Fuentes: Back to Kagi

El autor de un blog personal explica por qué ha decidido renovar su suscripción a Kagi, el buscador de pago centrado en la privacidad que abandonó hace unos meses para probar alternativas. Tras más de dos años como usuario —empezó en 2021— y una etapa separada en la que alternó Google con DuckDuckGo, concluye que ningún otro motor de búsqueda alcanza la calidad y relevancia de los resultados de Kagi.

El texto recorre el periplo de su búsqueda: probó Google de nuevo y lo descarta porque prioriza resultados de IA, vídeos e imágenes frente al texto, que es lo que necesita en el 99% de sus consultas. También experimentó con DuckDuckGo, Brave Search y Qwant, y mantuvo durante un tiempo una instancia personalizada de SearxNG, de la que tuvo que retirar motores para evitar tiempos de espera largos. Aun así, sufrió rate limiting y resultados mediocres.

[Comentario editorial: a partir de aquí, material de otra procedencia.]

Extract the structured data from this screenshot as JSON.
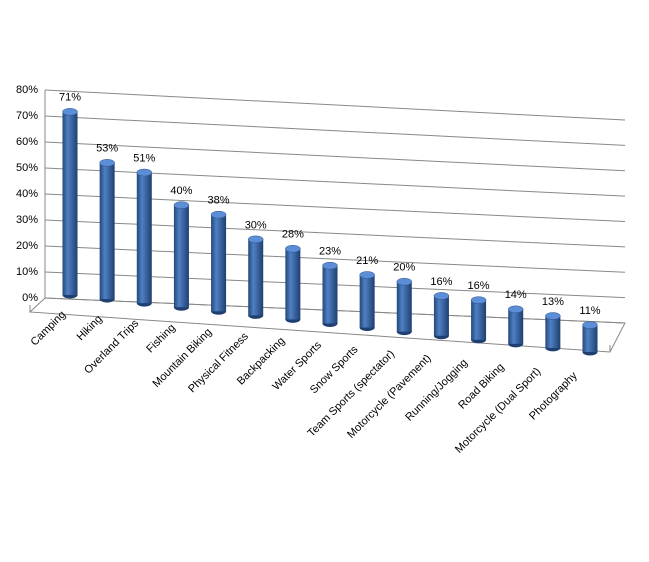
{
  "chart_data": {
    "type": "bar3d",
    "categories": [
      "Camping",
      "Hiking",
      "Overland Trips",
      "Fishing",
      "Mountain Biking",
      "Physical Fitness",
      "Backpacking",
      "Water Sports",
      "Snow Sports",
      "Team Sports (spectator)",
      "Motorcycle (Pavement)",
      "Running/Jogging",
      "Road Biking",
      "Motorcycle (Dual Sport)",
      "Photography"
    ],
    "values": [
      71,
      53,
      51,
      40,
      38,
      30,
      28,
      23,
      21,
      20,
      16,
      16,
      14,
      13,
      11
    ],
    "value_labels": [
      "71%",
      "53%",
      "51%",
      "40%",
      "38%",
      "30%",
      "28%",
      "23%",
      "21%",
      "20%",
      "16%",
      "16%",
      "14%",
      "13%",
      "11%"
    ],
    "color": "#3a6ab0",
    "ylim": [
      0,
      80
    ],
    "yticks": [
      {
        "value": 0,
        "label": "0%"
      },
      {
        "value": 10,
        "label": "10%"
      },
      {
        "value": 20,
        "label": "20%"
      },
      {
        "value": 30,
        "label": "30%"
      },
      {
        "value": 40,
        "label": "40%"
      },
      {
        "value": 50,
        "label": "50%"
      },
      {
        "value": 60,
        "label": "60%"
      },
      {
        "value": 70,
        "label": "70%"
      },
      {
        "value": 80,
        "label": "80%"
      }
    ],
    "grid": true
  }
}
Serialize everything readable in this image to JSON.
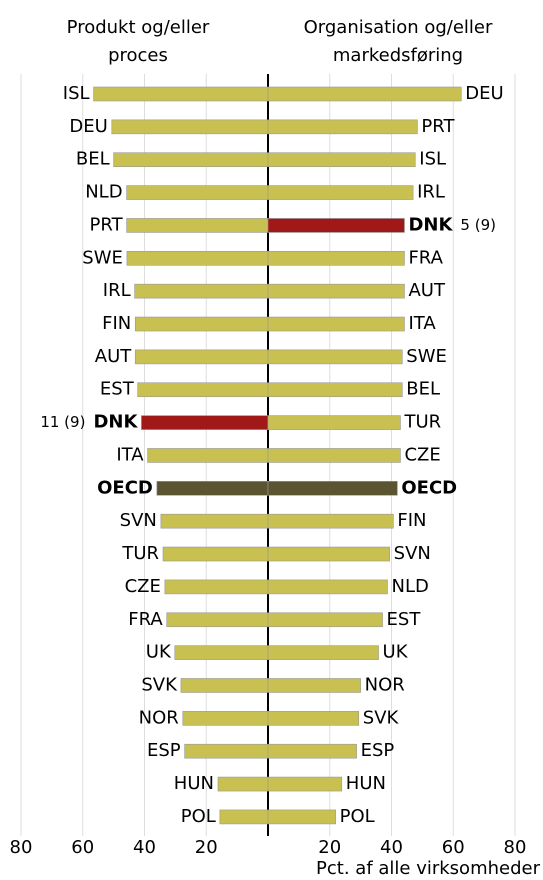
{
  "chart_data": [
    {
      "type": "bar",
      "orientation": "horizontal",
      "direction": "left",
      "title": [
        "Produkt og/eller",
        "proces"
      ],
      "categories": [
        "ISL",
        "DEU",
        "BEL",
        "NLD",
        "PRT",
        "SWE",
        "IRL",
        "FIN",
        "AUT",
        "EST",
        "DNK",
        "ITA",
        "OECD",
        "SVN",
        "TUR",
        "CZE",
        "FRA",
        "UK",
        "SVK",
        "NOR",
        "ESP",
        "HUN",
        "POL"
      ],
      "values": [
        56.5,
        50.6,
        50,
        45.8,
        45.8,
        45.7,
        43.2,
        43,
        43,
        42.2,
        41,
        39,
        36,
        34.7,
        34,
        33.4,
        32.8,
        30.2,
        28.2,
        27.6,
        27,
        16.2,
        15.6
      ],
      "colors": [
        "#c8c050",
        "#c8c050",
        "#c8c050",
        "#c8c050",
        "#c8c050",
        "#c8c050",
        "#c8c050",
        "#c8c050",
        "#c8c050",
        "#c8c050",
        "#a01818",
        "#c8c050",
        "#5a5530",
        "#c8c050",
        "#c8c050",
        "#c8c050",
        "#c8c050",
        "#c8c050",
        "#c8c050",
        "#c8c050",
        "#c8c050",
        "#c8c050",
        "#c8c050"
      ],
      "color": "#c8c050",
      "annotations": [
        {
          "category": "DNK",
          "text": "11 (9)"
        }
      ],
      "xlim": [
        0,
        80
      ],
      "xticks": [
        20,
        40,
        60,
        80
      ],
      "grid": true
    },
    {
      "type": "bar",
      "orientation": "horizontal",
      "direction": "right",
      "title": [
        "Organisation og/eller",
        "markedsføring"
      ],
      "categories": [
        "DEU",
        "PRT",
        "ISL",
        "IRL",
        "DNK",
        "FRA",
        "AUT",
        "ITA",
        "SWE",
        "BEL",
        "TUR",
        "CZE",
        "OECD",
        "FIN",
        "SVN",
        "NLD",
        "EST",
        "UK",
        "NOR",
        "SVK",
        "ESP",
        "HUN",
        "POL"
      ],
      "values": [
        62.6,
        48.4,
        47.7,
        47,
        44.2,
        44.2,
        44.2,
        44.2,
        43.5,
        43.5,
        42.9,
        42.9,
        41.9,
        40.6,
        39.4,
        38.7,
        37.1,
        35.8,
        30,
        29.4,
        28.7,
        23.9,
        21.9
      ],
      "colors": [
        "#c8c050",
        "#c8c050",
        "#c8c050",
        "#c8c050",
        "#a01818",
        "#c8c050",
        "#c8c050",
        "#c8c050",
        "#c8c050",
        "#c8c050",
        "#c8c050",
        "#c8c050",
        "#5a5530",
        "#c8c050",
        "#c8c050",
        "#c8c050",
        "#c8c050",
        "#c8c050",
        "#c8c050",
        "#c8c050",
        "#c8c050",
        "#c8c050",
        "#c8c050"
      ],
      "color": "#c8c050",
      "annotations": [
        {
          "category": "DNK",
          "text": "5 (9)"
        }
      ],
      "xlabel": "Pct. af alle virksomheder",
      "xlim": [
        0,
        80
      ],
      "xticks": [
        20,
        40,
        60,
        80
      ],
      "grid": true
    }
  ]
}
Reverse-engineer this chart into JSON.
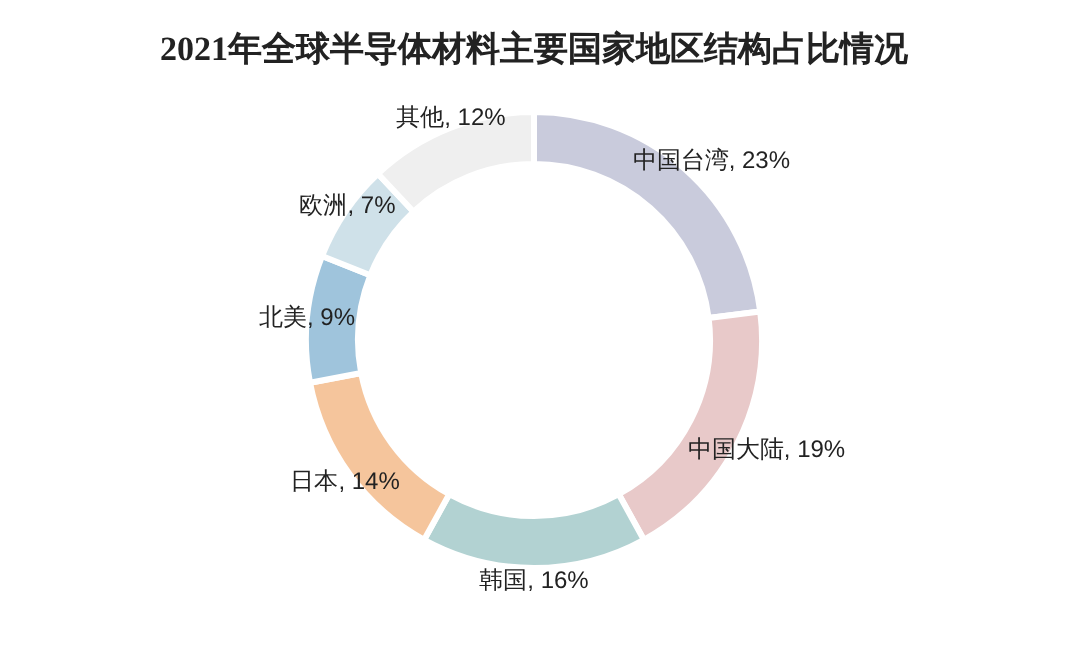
{
  "chart_data": {
    "type": "donut",
    "title": "2021年全球半导体材料主要国家地区结构占比情况",
    "categories": [
      "中国台湾",
      "中国大陆",
      "韩国",
      "日本",
      "北美",
      "欧洲",
      "其他"
    ],
    "values": [
      23,
      19,
      16,
      14,
      9,
      7,
      12
    ],
    "colors": [
      "#c9cbdc",
      "#e8c9c9",
      "#b2d2d2",
      "#f5c59c",
      "#9fc4dc",
      "#cfe1e9",
      "#efefef"
    ],
    "value_labels": [
      ", 23%",
      ", 19%",
      ", 16%",
      ", 14%",
      ", 9%",
      ", 7%",
      ", 12%"
    ]
  }
}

Echó en falta dos señas de identidad de Kagi: las funciones integradas de resumen y traducción, y su sistema de personalización visual mediante CSS, que no logró reproducir con userscripts en otros buscadores. El artículo describe el regreso como un alivio y refuerza la idea de que Kagi responde a sus necesidades reales: privacidad, resultados de calidad y una interfaz configurable, sin la injerencia constante de funciones de inteligencia artificial que no ha pedido. Funciona, en la práctica, como una reseña personal y una guía informal para quien valore esas mismas prioridades al elegir buscador.